O surgimento da Open Source Initiative mudou o panorama do software livre. Formalizou uma dicotomia há muito sem nome e, ao fazê-lo, obrigou o movimento a reconhecer que possuía política interna e externa. O resultado hoje é que ambos os lados tiveram de encontrar terreno comum, já que a maioria dos projectos incorpora programadores de ambos os campos, bem como participantes que não se encaixam em nenhuma categoria distinta. Isto não significa que as pessoas não falam de motivações morais—lapsos na "ética hacker" tradicional são por vezes lembrados. É, todavia, raro um programador de software livre / open source questionar abertamente as motivações básicas de outros num projecto. As contribuições suplantam o que contribui. Se alguém escreve bom código, não lhe é perguntado se o faz por razões morais ou porque o seu empregador o contratou para tal, ou para construir o seu currículo, ou ainda outra razão qualquer. A sua contribuição é avaliada numa base técnica e discutida como tal. Mesmo organizações explicitamente políticas como o projecto Debian, cujo objectivo é fornecer um ambiente de computação 100% livre (segundo o conceito de liberdade), são relativamente abertas a integrar código não-livre e a cooperar com programadores que partilham exactamente do mesmo objectivo.

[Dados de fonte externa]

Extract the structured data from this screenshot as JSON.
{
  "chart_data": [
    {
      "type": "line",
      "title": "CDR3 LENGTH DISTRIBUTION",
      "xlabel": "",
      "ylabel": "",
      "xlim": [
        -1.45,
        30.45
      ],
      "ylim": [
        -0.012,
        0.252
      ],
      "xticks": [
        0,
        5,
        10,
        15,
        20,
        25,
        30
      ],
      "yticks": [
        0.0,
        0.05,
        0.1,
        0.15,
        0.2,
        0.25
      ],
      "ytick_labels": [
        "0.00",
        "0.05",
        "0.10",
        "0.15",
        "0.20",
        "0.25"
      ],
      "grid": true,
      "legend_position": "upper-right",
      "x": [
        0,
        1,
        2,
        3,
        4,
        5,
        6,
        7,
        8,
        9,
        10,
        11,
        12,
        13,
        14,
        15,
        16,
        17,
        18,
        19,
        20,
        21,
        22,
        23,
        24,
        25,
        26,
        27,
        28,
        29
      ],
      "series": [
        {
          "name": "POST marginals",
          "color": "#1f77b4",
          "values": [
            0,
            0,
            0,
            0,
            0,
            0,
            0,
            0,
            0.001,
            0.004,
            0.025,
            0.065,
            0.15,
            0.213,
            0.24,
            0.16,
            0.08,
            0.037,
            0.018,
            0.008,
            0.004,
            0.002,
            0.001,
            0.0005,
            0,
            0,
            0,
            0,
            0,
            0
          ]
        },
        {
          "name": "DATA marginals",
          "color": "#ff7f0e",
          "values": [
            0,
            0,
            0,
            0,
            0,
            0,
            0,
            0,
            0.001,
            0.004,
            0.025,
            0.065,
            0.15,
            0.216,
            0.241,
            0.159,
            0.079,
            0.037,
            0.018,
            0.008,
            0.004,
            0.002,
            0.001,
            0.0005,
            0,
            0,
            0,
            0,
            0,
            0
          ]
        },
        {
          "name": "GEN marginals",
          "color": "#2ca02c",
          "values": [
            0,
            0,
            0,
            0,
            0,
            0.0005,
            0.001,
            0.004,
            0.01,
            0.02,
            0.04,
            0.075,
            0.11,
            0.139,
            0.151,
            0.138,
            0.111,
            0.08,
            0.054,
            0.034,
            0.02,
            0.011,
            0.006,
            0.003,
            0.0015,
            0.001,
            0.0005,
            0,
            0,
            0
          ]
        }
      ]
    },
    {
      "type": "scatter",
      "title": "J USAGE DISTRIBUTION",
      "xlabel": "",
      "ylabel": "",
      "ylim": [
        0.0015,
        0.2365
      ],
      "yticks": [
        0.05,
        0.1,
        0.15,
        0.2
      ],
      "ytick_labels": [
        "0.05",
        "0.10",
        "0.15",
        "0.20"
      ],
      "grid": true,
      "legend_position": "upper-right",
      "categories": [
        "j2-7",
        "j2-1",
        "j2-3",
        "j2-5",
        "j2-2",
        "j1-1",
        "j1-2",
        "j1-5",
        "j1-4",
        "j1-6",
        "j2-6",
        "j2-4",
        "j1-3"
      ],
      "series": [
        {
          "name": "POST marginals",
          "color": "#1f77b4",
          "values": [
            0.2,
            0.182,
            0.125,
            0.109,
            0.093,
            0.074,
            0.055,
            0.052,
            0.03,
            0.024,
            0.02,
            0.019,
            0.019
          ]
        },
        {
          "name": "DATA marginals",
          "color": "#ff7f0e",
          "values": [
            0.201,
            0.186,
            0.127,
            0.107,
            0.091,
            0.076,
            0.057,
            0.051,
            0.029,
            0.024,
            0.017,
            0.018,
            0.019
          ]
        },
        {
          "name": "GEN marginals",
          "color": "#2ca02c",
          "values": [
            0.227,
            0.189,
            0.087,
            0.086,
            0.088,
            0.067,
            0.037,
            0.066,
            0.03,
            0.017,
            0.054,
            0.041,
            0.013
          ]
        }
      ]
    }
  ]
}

[2] O SourceForge.net, um popular local de hospedagem, tinha 79.225 projectos registados em meados de Abril 2004. Este não está sequer perto do número total de projectos de software livre na Internet, claro; este é só o número daqueles que escolheram usar o SourceForge.
[3] Stallman utiliza a palavra "hacker" no sentido de "alguém que adora programar e exulta na sua perícia", não no sentido relativamente recente de "alguém que invade computadores."
[4] Significa "GNU's Not Unix" (GNU não é Unix) e a palavra GNU naquela expansão significa ... o mesmo.
[5] Tecnicamente, Linux não foi o primeiro. Um sistema operativo para computadores IBM-compatíveis, designado de 386BSD, tinha surgido um pouco antes do Linux. Era, porém, muito mais difícil conseguir arrancar um 386BSD. Linux causou uma tal impressão não apenas por ser livre, mas porque havia realmente uma grande probabilidade de conseguirmos arrancar o computador com este sistema instalado.
[6] Os criadores preferem designá-lo como "X Window System" mas, na prática, o sistema é habitualmente designado de "X Windows", porque três palavras são excessivas.
[7] (N.T.) A ambiguidade do termo original free, discutida nesta secção, não surge no Português, onde livre associa o termo original ao conceito de liberdade e grátis ao conceito de gratuidade (custo zero).
[8] Pode cobrar-se um valor por fornecer cópias de software livre mas, dado que não se pode impedir os destinatários de eles próprios poderem oferecer o software sem custo, o preço rapidamente é levado a zero.
[9] O código do Netscape Navigator foi eventualmente lançado sob uma licença open source, em 1998, tornando-se a base do browser web Mozilla. Veja http://www.mozilla.org/.
[10] (N.T.) Dada a particularidade do termo "free" como forma ambígua, a tradução da frase fica necessariamente debilitada e até estranha, mas será algo como "É livre como em liberdade—pense discurso livre, não cerveja grátis."
[11] A página web da OSI é http://www.opensource.org/.
[12] (N.T.) No original, "CEOs and CTOs".